Todo lo que pudo ver antes de caer inconsciente fue como una ráfaga de golpes provenientes de distintas armas llenaban con sus estruendos el lugar. Una gran espada, tanto como para pensar que por su peso, un humano normal no podría incluso levantarla con normalidad, brillaba cubierta por líneas rojas fortaleciéndola con magia, fue cruelmente despedazada sin advertencia.

Le siguieron en sucesión un hacha, una alabarda, y una lanza, de la primera a la última teñidas por una magia de transmutación, blandidas por magas que superaban por creces lo que un mago promedio, podría siquiera alcanzar con su esfuerzo. Todas ahora no eran mas que trozos de metal sin forma esparcidos por el suelo.

Las cuatro mujeres se pusieron en guardia. Gotas de sudor corrieron. Sino cayeron junto a su compañera al suelo, fue solo por capricho. Sin sus armas, levantaron sus puños, y con movimientos antinaturales, rodearon lo que parecía ser una pequeña silueta.

Una saltó encima, otras dos fueron por los lados, y la ultima fue por el frente. Aquella figura tal vez podría haber sido descrita, si al menos una mirada hubiera alcanzado a ser dada.

La mujer corrió de frente, sus pies se clavaron en el suelo buscando tomar cualquier impulso en el cual pudiera apoyarse. Cinco metros, esa era la distancia entre ella y su objetivo; tan cercano como unos pasos, tan lejano como la vida misma.

Vio de reojo como su compañera, que saltó por encima de la silueta, cayó bañada en sangre en una esquina; cuatro metros, su compañera que atacó por la izquierda cayó repentinamente de rodillas, como si la hubieran golpeado hasta el punto de la incapacidad; tres metros, su compañera que atacó por la derecha, fue incluso más patética en el dominio de la lucha, siendo disparada hacía el techo.

Con ese estruendo que se incrustó tan fuerte en su alma como sus propios latidos, solo quedaban dos metros, un poco más, un poco más. Corre, corre, corre, si corres un poco más podrás lograrlo, por eso mismo saltó tratando de dar un golpe propulsado con toda su fuerza. Y allí lo vio, aquella forma que ignoró en sus ansias de sobrevivir.

Esos ojos, con sus iris amarillas como el oro mismo, se toparon con los suyos. Su mirada se encontraba entrecerrada levemente, como si se encontrara disgustado. Sus propios ojos se abrieron, y mientras lo único que llenaba su visión eran los cabellos y ropas rojas como el fuego de ese... niño, finalmente se fijó en cómo su brazo derecho le apuntaba.

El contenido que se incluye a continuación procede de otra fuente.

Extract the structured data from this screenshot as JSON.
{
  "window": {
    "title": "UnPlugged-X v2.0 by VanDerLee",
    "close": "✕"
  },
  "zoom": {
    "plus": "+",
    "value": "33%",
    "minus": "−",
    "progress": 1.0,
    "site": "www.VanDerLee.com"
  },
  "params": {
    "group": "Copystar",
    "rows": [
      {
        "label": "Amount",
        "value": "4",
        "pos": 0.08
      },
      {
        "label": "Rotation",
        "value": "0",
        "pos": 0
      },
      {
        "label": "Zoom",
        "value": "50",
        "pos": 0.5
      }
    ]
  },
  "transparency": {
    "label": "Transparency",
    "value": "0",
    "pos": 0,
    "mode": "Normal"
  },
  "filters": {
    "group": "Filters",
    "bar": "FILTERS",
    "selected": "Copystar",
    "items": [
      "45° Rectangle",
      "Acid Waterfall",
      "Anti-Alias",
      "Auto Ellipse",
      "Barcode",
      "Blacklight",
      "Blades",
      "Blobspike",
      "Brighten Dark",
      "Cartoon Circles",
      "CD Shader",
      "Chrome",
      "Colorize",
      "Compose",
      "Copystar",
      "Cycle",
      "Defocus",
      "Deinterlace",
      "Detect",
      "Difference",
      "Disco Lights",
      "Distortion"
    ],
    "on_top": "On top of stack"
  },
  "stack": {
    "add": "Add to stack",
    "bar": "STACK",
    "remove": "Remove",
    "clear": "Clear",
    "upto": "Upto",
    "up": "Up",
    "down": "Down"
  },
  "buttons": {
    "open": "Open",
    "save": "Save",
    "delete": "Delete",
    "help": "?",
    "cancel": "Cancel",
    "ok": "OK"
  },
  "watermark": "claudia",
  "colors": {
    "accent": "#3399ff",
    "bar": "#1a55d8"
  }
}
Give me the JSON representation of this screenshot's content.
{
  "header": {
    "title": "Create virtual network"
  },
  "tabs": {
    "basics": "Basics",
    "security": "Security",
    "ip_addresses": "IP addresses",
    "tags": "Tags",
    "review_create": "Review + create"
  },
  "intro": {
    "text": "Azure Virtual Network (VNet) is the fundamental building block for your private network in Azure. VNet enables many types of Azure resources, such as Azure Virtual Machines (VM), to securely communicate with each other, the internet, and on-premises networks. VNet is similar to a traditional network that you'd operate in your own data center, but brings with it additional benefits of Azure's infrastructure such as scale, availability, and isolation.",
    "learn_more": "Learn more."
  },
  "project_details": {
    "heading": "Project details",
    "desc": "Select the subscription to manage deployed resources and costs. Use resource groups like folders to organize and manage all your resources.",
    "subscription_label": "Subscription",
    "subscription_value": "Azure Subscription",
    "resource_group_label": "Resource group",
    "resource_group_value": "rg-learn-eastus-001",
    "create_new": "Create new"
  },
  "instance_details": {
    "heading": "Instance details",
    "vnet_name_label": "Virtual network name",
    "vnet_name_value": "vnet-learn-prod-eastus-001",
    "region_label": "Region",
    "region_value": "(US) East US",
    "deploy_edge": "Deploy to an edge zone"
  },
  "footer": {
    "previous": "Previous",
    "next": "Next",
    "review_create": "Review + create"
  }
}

Un metro, eso era todo. Su mente ya no pensaba. Corre, corre. El mundo iba en cámara lenta, su puño se formó con tanta fuerza que de él salió sangre. Golpea, golpea. Dio un grito, no de furia, sino reafirmando su propia existencia. Sobrevive, sobrevive. Sus pupilas se dilataron, consumiendo con su presencia el propio rojo de su iris.

Durante un instante su mente no se concentró más que en ese brazo derecho, vio como le apuntaba, como todo el espacio además de esa extremidad se distorsionaba, como si nada más existiera. Y allí, en ese momento de extrema concentración, vio como ese brazo, esa mano, movió su muñeca. El viento se dispersó, ni un sonido fue generado... al menos ninguno que no fuera el de sus huesos rompiéndose.

No lo entendía, no lo entendía. Nada la alcanzó, nada la alcanzó. Ella corrió, ella corrió. Ella gritó, ella gritó. Ella peleó, ella peleó.

Su cuerpo ahora yacía en el suelo, incapaz de no ver nada más que no fuera al mismo. Toda la adrenalina que su cuerpo le concedió en vano, ahora pasaba factura en nombre de nada. Su cuerpo le dolía, no podía entender nada. Su respiración no fue errática, sus movimientos no fueron desesperados... Ella, había perdido, ¿No?

Un sonido más fue dado, uno más, unas palabras. Por primera vez, esa criatura, ese niño de no más de 9 años, con la voz que le correspondería a uno, habló.

—Oye, señorita Adelheid, ya terminamos, es hora de irnos.

Y allí, yaciendo junto a sus compañeras, siendo la única entre ellas que pudo escuchar esas palabras teñidas de amabilidad, cerró sus ojos, completamente derrotada.